In Pain Management, Risks Abound

In Pain Management, Risks Abound

The Alliance for Balanced Pain Management (AfBPM), at its second National Summit, continued to identify ways to improve access to integrated pain management and to support the sensible and safe use of prescription medicines for patients in pain. The issues raised are especially of importance to those with chronic pain conditions like fibromyalgia.

AfBPM is a heterogeneous collective of 24 healthcare groups, patient organizations, industry representatives, and other stakeholders.

“Patient safety, responsible medicine use and access to appropriate care — such as physical therapy and rehabilitation, psychological counseling, complementary care and medicine — are important components of balanced pain management that benefit both people with pain and society at large,” Bob Twillman, PhD, an  AfBPM member and Executive Director for the American Academy of Pain Management, said in a press release. Dr. Twillman was also the keynote speaker at the Summit, held on Nov. 12-13.

“It’s critical that we move from a one-size-fits-all approach to one that considers individual factors such as age, physical abilities and support systems to optimize pain management,” Dr. Twillman said. “We also need to make sure that people are aware of potential risks and issues associated with some pain medicines and that we safeguard medicines if they are prescribed.”

Even though awareness is growing about the potential for inadvertent and serious consequences in pain management, there is more to be done, Summit members stressed. Unintended consequences can appear in many forms — a family member who is self-medicating with pills prescribed for someone else, a teenager taking for recreational use medication left about the home, or an elderly surgical patient having an adverse reaction, like respiratory depression,  from medicines.
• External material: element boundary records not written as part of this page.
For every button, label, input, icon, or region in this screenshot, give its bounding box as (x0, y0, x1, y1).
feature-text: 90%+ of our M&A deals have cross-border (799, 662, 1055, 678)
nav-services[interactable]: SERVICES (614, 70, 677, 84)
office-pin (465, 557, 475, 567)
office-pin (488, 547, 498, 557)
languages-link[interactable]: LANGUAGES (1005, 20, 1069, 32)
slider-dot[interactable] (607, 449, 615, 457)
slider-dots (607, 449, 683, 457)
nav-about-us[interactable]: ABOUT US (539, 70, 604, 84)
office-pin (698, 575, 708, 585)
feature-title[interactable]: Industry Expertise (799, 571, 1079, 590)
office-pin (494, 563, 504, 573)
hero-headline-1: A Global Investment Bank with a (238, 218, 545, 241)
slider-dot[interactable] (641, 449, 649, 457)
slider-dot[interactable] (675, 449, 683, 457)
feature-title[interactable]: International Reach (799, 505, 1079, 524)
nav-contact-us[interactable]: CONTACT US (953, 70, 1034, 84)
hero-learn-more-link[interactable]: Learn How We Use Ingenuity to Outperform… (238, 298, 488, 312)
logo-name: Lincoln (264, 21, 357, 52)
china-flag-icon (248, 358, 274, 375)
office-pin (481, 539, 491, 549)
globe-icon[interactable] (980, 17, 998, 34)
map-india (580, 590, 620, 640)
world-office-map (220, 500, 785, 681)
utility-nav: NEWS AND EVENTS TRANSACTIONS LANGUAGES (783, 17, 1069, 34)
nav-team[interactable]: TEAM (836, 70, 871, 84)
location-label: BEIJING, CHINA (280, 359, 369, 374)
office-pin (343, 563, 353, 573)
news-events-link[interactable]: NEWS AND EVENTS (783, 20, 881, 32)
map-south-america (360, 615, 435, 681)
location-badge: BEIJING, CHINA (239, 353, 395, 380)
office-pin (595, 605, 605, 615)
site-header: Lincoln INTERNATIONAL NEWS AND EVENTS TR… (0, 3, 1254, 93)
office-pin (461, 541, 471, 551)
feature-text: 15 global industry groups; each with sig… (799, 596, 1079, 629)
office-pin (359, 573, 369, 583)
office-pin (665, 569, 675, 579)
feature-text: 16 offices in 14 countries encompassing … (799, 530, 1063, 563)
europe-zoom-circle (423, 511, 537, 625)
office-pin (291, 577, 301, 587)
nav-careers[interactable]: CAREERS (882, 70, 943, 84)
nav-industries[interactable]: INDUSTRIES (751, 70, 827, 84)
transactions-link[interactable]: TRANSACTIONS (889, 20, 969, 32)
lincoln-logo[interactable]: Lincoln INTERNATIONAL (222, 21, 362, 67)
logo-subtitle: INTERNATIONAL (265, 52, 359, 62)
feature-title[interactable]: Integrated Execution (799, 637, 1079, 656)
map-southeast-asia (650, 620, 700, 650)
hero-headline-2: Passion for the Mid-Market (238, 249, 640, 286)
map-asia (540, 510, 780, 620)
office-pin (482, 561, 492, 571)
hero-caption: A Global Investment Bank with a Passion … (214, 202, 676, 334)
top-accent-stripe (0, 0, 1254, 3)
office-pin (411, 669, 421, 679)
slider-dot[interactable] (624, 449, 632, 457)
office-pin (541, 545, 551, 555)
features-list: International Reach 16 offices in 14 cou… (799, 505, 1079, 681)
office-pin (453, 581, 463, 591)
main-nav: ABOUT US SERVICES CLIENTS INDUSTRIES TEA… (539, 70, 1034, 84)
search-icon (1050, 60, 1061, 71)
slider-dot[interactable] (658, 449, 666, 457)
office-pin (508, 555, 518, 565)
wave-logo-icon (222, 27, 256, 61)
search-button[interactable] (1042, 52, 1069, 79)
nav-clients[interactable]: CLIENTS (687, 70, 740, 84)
Education is key to AfBPM members, and they believe it a crucial component in raising awareness of options to medications for pain management, and in reducing the chances of dangerous behaviors or side effects. This is why, earlier in 2015, AfBPM created and distributed a checklist informing people on how to safely use, store and dispose of pain medicine, and conducted a nationwide survey collecting information from people experiencing pain or obstacles to care.

For 2016, AfBPM’s goals are to continue to focus on: informing patients about access to proper care, and the safe and responsible use of medicine in and outside the hospital; developing programs to help inform people about the importance of individualized and integrated care; promoting the availability of complementary, alternative therapies to medication; and, more generally, raising awareness about issues associated with some pain medicines, like an  increased risk of falling, being constipated, or suffering respiratory distress.